稜線上でのテント泊デビューは中央アルプス木曽駒ヶ岳。
ホントは北岳山荘でデビューのはずだったんだけど、腸脛靭帯炎発症で撤退したのでお預けを喰らった。
その時の話はこちら。
カイロプラクティックで靭帯炎の治療が完了してから初のテント装備だったので、大事をとって歩行距離がそれほどない木曽駒にした。
因みに小屋泊はこの時から今までまだ一度もしたことがない。
パッキング
当時はまだUL装備なんてものは知らなくて、ダブルウォールの mont-bell ステラリッジ2型を、同じく mont-bell のグラナイトパック40に詰めてた。
フリースとかダウンとかUNIQLOだし…。あ、これは今もか。
中央アルプス 木曽駒ヶ岳
麓の駒ヶ根公園からバスとロープウェイを乗り継いで、2600mの千畳敷カールへ。
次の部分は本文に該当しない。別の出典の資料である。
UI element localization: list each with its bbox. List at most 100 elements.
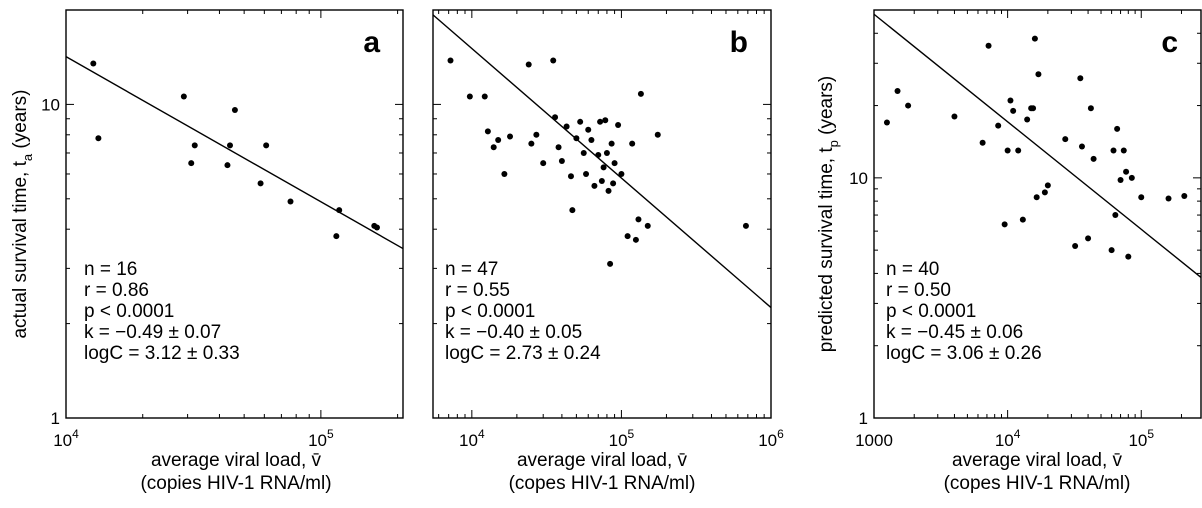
data-point	[605, 187, 612, 194]
stats-line: r = 0.86	[84, 280, 149, 301]
data-point	[231, 106, 238, 113]
data-point	[501, 170, 508, 177]
data-point	[525, 61, 532, 68]
data-point	[611, 160, 618, 167]
y-tick-label: 1	[51, 409, 60, 428]
data-point	[180, 93, 187, 100]
data-point	[610, 180, 617, 187]
data-point	[1062, 136, 1069, 143]
y-axis-label: predicted survival time, tp (years)	[816, 76, 841, 353]
stats-line: n = 40	[886, 259, 939, 280]
data-point	[1120, 147, 1127, 154]
data-point	[1112, 212, 1119, 219]
data-point	[580, 149, 587, 156]
data-point	[1035, 71, 1042, 78]
data-point	[995, 122, 1002, 129]
plot-frame	[873, 9, 1202, 419]
data-point	[540, 160, 547, 167]
regression-line	[873, 13, 1202, 278]
data-point	[1087, 105, 1094, 112]
data-point	[550, 57, 557, 64]
data-point	[597, 118, 604, 125]
plot-frame	[65, 9, 404, 419]
panel-letter: c	[1161, 26, 1178, 59]
panel-letter: a	[363, 26, 380, 59]
data-point	[602, 117, 609, 124]
data-point	[591, 182, 598, 189]
data-point	[563, 123, 570, 130]
data-point	[951, 113, 958, 120]
data-point	[632, 236, 639, 243]
data-point	[985, 42, 992, 49]
data-point	[618, 170, 625, 177]
y-tick-label: 1	[859, 409, 868, 428]
data-point	[637, 90, 644, 97]
data-point	[624, 233, 631, 240]
data-point	[595, 151, 602, 158]
data-point	[224, 162, 231, 169]
data-point	[95, 135, 102, 142]
data-point	[577, 118, 584, 125]
stats-line: p < 0.0001	[445, 301, 535, 322]
data-point	[905, 102, 912, 109]
x-tick-label: 106	[758, 427, 784, 450]
stats-line: k = −0.40 ± 0.05	[445, 322, 582, 343]
stats-line: n = 47	[445, 259, 498, 280]
data-point	[629, 140, 636, 147]
data-point	[588, 136, 595, 143]
data-point	[333, 233, 340, 240]
data-point	[1114, 125, 1121, 132]
plot-frame	[432, 9, 772, 419]
data-point	[573, 135, 580, 142]
stats-line: r = 0.50	[886, 280, 951, 301]
y-axis-label: actual survival time, ta (years)	[10, 89, 35, 338]
data-point	[1085, 235, 1092, 242]
regression-line	[432, 14, 772, 309]
data-point	[552, 114, 559, 121]
stats-line: p < 0.0001	[886, 301, 976, 322]
data-point	[1015, 147, 1022, 154]
data-point	[567, 173, 574, 180]
data-point	[1077, 75, 1084, 82]
data-point	[481, 93, 488, 100]
data-point	[1019, 216, 1026, 223]
data-point	[1041, 189, 1048, 196]
data-point	[1181, 193, 1188, 200]
data-point	[507, 133, 514, 140]
data-point	[495, 136, 502, 143]
data-point	[1128, 174, 1135, 181]
data-point	[979, 139, 986, 146]
stats-line: r = 0.55	[445, 280, 510, 301]
data-point	[603, 149, 610, 156]
data-point	[1001, 221, 1008, 228]
x-axis-label: average viral load, v̄	[952, 450, 1123, 471]
data-point	[90, 60, 97, 67]
data-point	[1165, 195, 1172, 202]
data-point	[336, 207, 343, 214]
data-point	[1123, 168, 1130, 175]
x-axis-label: average viral load, v̄	[517, 450, 688, 471]
stats-line: k = −0.45 ± 0.06	[886, 322, 1023, 343]
data-point	[635, 216, 642, 223]
x-tick-label: 1000	[855, 431, 893, 450]
data-point	[1090, 155, 1097, 162]
data-point	[883, 119, 890, 126]
data-point	[600, 164, 607, 171]
x-tick-label: 105	[1128, 427, 1154, 450]
x-axis-label: average viral load, v̄	[151, 450, 322, 471]
data-point	[555, 144, 562, 151]
data-point	[1010, 107, 1017, 114]
data-point	[528, 140, 535, 147]
data-point	[1024, 116, 1031, 123]
data-point	[1117, 176, 1124, 183]
x-tick-label: 104	[459, 427, 485, 450]
data-point	[226, 142, 233, 149]
data-point	[1030, 105, 1037, 112]
data-point	[615, 121, 622, 128]
x-axis-label-units: (copes HIV-1 RNA/ml)	[944, 473, 1131, 494]
data-point	[1044, 182, 1051, 189]
data-point	[1072, 243, 1079, 250]
data-point	[484, 128, 491, 135]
この時点で天気はガス。
千畳敷カールからは、宝剣岳の脇を乗越浄土まで直登するルート。
膝が治ったばかりなのでおっかなびっくり登る。
乗越浄土まで出ると少しずつガスが切れてきて、宝剣岳や伊那前岳がうっすらと見え始める。
中央アルプスは中々変化に富んでて、奇岩がごろごろしてたりして面白い。高山植物の女王コマクサも見かけた。
駒ヶ岳頂上山荘
テント場は駒ヶ岳頂上山荘。
ここのテント場は耐風壁が積み上げてあって要塞みたい。
何しろ稜線で張るのは初めてだったので、こんなんで風に飛ばされないのか、とかなりビビってた。
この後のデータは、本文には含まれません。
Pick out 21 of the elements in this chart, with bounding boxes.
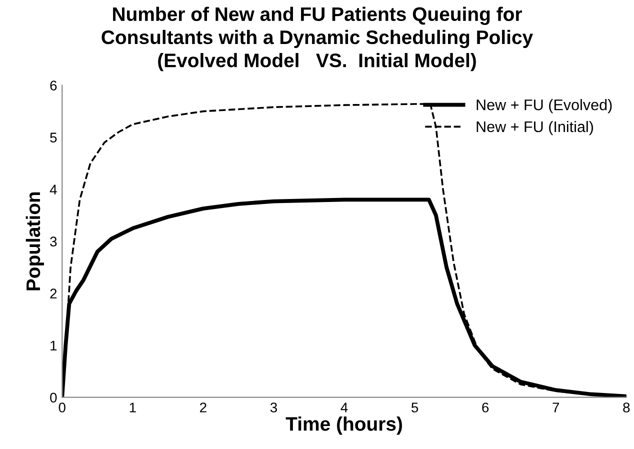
x-tick-label: 5 <box>411 402 418 412</box>
y-tick-label: 0 <box>50 392 57 403</box>
legend-label: New + FU (Evolved) <box>476 99 612 114</box>
x-tick-label: 0 <box>58 402 66 412</box>
x-tick-label: 8 <box>623 402 630 412</box>
y-tick-label: 1 <box>50 340 57 350</box>
y-tick-label: 5 <box>50 132 57 142</box>
y-tick-label: 6 <box>50 80 57 90</box>
y-tick-label: 4 <box>50 184 57 194</box>
x-tick-label: 3 <box>270 402 277 412</box>
legend-label: New + FU (Initial) <box>476 120 594 136</box>
x-axis-title: Time (hours) <box>286 416 402 435</box>
chart-title: Number of New and FU Patients Queuing for Consultants with a Dynamic Scheduling Policy (Evolved Model VS. Initial Model) <box>102 6 533 72</box>
x-tick-label: 7 <box>552 402 560 412</box>
x-tick-label: 4 <box>340 402 348 412</box>
y-axis-title: Population <box>26 192 44 290</box>
x-tick-label: 6 <box>482 402 489 412</box>
y-tick-label: 3 <box>50 236 57 247</box>
x-tick-label: 1 <box>130 402 136 412</box>
x-tick-label: 2 <box>200 402 206 412</box>
y-tick-label: 2 <box>50 288 57 298</box>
設営自体はペグも刺さりやすく、整地もしてあるのでとても張りやすい。
そしてここはトイレがとても綺麗でびっくりした。
移動距離も長くはないので、テント泊のデビューにはうってつけかもしれない。
無事テントを張り終えても、だいぶ時間が余裕なので空身で中岳や伊那前岳をウロウロ。
ガスは抜けきらず、その間にも陽が傾いてきて辺りはオレンジ色に染まっていく。
カメラを構えてソワソワしていると、本当に一気にブワーッとガスが抜ける。
ガスが抜けた後は雲海と群青の空に三日月が掛かって夜を迎えた。
テントの明かりと満点の星空という夢にまで見た光景が目の前に広がっていたせいで、夕食は何を食べたか覚えてない。
夜明け
山で朝を迎えるからにはやっぱり御来光が見たくて、夜明け前からテントを撤収して中岳辺りでカメラを構えて待つ。
徐々に空が白んできて、あっという間に世界がピンク色に染まる。
滝雲が凄いことになってて、山の上を龍がのたうち回ってるみたいだった。
この時は三脚も担いで行ったのに、まだカメラを使いこなせておらず、とんでもない設定で撮ってて、今思うと本当にもったいないことをした。
下山
素晴らしいものを見て満足したので、宝剣岳を経由して極楽平から下山。
宝剣岳から極楽平の間は結構高度感があるタイトなルートで、テン泊装備だと中々スリリングだった。
心配してた下山時の膝も痛むことなく、諦めかけていた登山を再開できたことにほっとする。
ただ、この後、下界の河原でテントを干していたら重りを入れていたのに風で転がって穴が開いてしまい、買って早々リペアに出すことに…
記念すべき稜線テント泊デビューは、いいことも悪いことも濃い経験をできた山行だった。
山に泊まって過ごす時間にどっぷりハマってしまい、この後立て続けにあちこち歩くことになる。